Using different moves#

One of the most important new features included in the version 3 release of emcee is the interface for using different “moves” (see Moves for the API docs). To demonstrate this interface, we’ll set up a slightly contrived example where we’re sampling from a mixture of two Gaussians in 1D:

Hide code cell content
%config InlineBackend.figure_format = "retina"

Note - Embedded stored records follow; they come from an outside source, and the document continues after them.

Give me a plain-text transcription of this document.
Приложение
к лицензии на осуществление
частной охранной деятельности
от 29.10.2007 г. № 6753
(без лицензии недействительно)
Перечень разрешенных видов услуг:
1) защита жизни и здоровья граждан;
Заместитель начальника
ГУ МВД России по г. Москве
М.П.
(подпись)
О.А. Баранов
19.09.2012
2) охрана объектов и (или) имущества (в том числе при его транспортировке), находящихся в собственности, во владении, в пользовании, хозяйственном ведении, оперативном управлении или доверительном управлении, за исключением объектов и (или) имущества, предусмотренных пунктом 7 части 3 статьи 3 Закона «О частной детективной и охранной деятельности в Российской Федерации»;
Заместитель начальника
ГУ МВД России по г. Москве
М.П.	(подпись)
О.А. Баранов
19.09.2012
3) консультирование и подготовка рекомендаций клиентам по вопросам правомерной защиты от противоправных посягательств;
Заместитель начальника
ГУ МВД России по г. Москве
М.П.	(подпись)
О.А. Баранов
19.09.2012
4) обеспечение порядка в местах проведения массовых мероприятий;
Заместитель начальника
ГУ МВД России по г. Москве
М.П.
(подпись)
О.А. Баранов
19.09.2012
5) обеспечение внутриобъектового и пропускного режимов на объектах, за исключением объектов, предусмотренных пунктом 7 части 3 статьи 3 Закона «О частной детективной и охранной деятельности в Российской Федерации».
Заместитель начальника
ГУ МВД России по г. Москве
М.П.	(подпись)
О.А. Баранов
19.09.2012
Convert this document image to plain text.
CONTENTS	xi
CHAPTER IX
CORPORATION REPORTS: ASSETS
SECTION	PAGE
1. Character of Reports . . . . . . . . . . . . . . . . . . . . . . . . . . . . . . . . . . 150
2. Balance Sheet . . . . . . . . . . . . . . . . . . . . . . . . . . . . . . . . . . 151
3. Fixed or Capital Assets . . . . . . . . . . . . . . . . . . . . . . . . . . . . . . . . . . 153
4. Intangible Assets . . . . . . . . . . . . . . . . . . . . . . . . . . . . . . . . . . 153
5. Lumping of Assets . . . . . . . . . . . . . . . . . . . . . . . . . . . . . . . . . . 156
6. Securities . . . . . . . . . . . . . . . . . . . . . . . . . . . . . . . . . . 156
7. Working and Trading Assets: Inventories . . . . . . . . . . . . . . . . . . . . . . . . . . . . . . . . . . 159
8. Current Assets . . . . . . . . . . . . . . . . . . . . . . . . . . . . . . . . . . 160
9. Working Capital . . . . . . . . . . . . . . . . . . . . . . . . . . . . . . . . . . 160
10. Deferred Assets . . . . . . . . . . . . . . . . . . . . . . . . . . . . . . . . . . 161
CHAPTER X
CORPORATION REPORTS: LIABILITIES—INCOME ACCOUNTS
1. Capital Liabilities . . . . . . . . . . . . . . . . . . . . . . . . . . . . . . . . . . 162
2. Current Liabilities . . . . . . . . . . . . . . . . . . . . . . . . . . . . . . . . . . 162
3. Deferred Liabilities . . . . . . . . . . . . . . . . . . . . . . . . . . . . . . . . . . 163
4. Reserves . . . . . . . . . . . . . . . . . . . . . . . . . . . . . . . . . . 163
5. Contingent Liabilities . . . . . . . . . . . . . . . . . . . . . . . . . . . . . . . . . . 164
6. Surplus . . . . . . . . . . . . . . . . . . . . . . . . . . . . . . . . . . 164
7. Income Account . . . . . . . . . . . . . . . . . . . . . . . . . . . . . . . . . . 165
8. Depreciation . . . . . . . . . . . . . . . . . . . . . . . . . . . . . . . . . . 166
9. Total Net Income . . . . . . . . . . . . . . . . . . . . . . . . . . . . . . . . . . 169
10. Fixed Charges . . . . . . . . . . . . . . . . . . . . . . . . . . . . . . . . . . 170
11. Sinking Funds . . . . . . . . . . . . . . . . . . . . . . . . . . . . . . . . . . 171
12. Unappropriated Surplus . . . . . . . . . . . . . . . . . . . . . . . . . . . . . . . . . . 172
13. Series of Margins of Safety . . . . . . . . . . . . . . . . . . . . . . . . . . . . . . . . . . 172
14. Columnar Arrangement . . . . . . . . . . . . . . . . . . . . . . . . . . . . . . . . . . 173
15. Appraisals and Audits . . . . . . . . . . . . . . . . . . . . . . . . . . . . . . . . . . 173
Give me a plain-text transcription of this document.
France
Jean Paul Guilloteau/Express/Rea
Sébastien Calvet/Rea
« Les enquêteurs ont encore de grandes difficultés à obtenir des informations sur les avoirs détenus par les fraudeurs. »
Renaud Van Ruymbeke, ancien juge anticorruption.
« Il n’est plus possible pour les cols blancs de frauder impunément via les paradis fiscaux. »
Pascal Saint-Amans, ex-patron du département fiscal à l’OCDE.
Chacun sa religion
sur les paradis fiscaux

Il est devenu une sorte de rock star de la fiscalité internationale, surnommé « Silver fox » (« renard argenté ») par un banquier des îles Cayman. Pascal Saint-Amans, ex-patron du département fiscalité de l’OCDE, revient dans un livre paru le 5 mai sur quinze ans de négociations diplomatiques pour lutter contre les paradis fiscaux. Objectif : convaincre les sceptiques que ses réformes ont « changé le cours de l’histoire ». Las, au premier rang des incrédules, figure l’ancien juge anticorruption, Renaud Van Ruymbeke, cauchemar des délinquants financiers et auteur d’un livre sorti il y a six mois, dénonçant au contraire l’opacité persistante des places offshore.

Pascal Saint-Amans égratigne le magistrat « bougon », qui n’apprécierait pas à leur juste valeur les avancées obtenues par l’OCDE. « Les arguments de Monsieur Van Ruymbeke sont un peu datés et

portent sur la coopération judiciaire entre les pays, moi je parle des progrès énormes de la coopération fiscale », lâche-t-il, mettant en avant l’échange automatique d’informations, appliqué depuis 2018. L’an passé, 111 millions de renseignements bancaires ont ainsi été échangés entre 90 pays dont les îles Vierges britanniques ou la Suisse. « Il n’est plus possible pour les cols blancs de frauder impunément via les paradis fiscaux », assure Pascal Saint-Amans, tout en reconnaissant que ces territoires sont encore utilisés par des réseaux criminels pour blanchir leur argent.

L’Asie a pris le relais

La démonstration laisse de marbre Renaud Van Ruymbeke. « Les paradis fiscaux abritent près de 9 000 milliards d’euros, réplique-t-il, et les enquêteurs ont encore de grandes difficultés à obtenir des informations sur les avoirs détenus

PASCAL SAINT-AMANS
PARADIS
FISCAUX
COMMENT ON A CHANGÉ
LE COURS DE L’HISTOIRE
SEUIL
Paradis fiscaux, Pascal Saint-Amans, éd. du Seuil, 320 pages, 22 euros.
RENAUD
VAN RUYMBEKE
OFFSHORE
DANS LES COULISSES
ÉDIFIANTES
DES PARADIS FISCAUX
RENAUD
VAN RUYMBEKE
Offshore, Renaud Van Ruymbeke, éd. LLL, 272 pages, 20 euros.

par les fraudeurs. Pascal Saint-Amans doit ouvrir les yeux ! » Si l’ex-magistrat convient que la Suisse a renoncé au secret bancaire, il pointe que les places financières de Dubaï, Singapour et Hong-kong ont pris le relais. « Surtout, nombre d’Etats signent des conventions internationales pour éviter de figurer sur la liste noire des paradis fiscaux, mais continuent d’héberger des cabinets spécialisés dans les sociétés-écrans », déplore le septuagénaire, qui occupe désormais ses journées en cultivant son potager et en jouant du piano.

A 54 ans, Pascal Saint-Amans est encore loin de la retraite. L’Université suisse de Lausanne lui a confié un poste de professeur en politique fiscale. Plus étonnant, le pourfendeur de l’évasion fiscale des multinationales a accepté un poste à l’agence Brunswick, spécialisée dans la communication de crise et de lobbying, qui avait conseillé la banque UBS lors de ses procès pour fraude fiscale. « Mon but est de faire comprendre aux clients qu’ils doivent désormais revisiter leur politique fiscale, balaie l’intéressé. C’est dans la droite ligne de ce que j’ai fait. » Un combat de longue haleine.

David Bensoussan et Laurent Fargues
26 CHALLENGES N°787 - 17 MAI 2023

from matplotlib import rcParams
rcParams["savefig.dpi"] = 100
rcParams["figure.dpi"] = 100
rcParams["font.size"] = 20
import numpy as np
import matplotlib.pyplot as plt


def logprob(x):
    return np.sum(
        np.logaddexp(
            -0.5 * (x - 2) ** 2,
            -0.5 * (x + 2) ** 2,
        )
        - 0.5 * np.log(2 * np.pi)
        - np.log(2)
    )


x = np.linspace(-5.5, 5.5, 5000)
plt.plot(x, np.exp(list(map(logprob, x))), "k")
plt.yticks([])
plt.xlim(-5.5, 5.5)
plt.ylabel("p(x)")
plt.xlabel("x");
../../_images/b06263115761905e81eb4c3c42d7d3a60096d4c3c9186eb0f771b30eaa6677f9.png

Now we can sample this using emcee and the default moves.StretchMove:

import emcee

np.random.seed(589403)

init = np.random.randn(32, 1)
nwalkers, ndim = init.shape

sampler0 = emcee.EnsembleSampler(nwalkers, ndim, logprob)
sampler0.run_mcmc(init, 5000)

print("Autocorrelation time: {0:.2f} steps".format(sampler0.get_autocorr_time()[0]))
Autocorrelation time: 40.03 steps

This autocorrelation time seems long for a 1D problem! We can also see this effect qualitatively by looking at the trace for one of the walkers:

plt.plot(sampler0.get_chain()[:, 0, 0], "k", lw=0.5)
plt.xlim(0, 5000)
plt.ylim(-5.5, 5.5)
plt.title("move: StretchMove", fontsize=14)
plt.xlabel("step number")
plt.ylabel("x");
../../_images/9fdcfbdc20b7512d4f987fe9b675b84cd049aa2b5f7692968e4b878d482a4738.png

For “lightly” multimodal problems like these, some combination of the moves.DEMove and moves.DESnookerMove can often perform better than the default. In this case, let’s use a weighted mixture of the two moves. In deatil, this means that, at each step, we’ll randomly select either a :class:moves.DEMove (with 80% probability) or a moves.DESnookerMove (with 20% probability).

np.random.seed(93284)

sampler = emcee.EnsembleSampler(
    nwalkers,
    ndim,
    logprob,
    moves=[
        (emcee.moves.DEMove(), 0.8),
        (emcee.moves.DESnookerMove(), 0.2),
    ],
)
sampler.run_mcmc(init, 5000)

print("Autocorrelation time: {0:.2f} steps".format(sampler.get_autocorr_time()[0]))

plt.plot(sampler.get_chain()[:, 0, 0], "k", lw=0.5)
plt.xlim(0, 5000)
plt.ylim(-5.5, 5.5)
plt.title("move: [(DEMove, 0.8), (DESnookerMove, 0.2)]", fontsize=14)
plt.xlabel("step number")
plt.ylabel("x");
Autocorrelation time: 6.49 steps
../../_images/2652a52666b81982b6c7f211f4b4255fe89f11f7536f4e0caafcf82b682c72a5.png

That looks a lot better!

The idea with the Moves interface is that it should be easy for users to try out several different moves to find the combination that works best for their problem so you should head over to Moves to see all the details!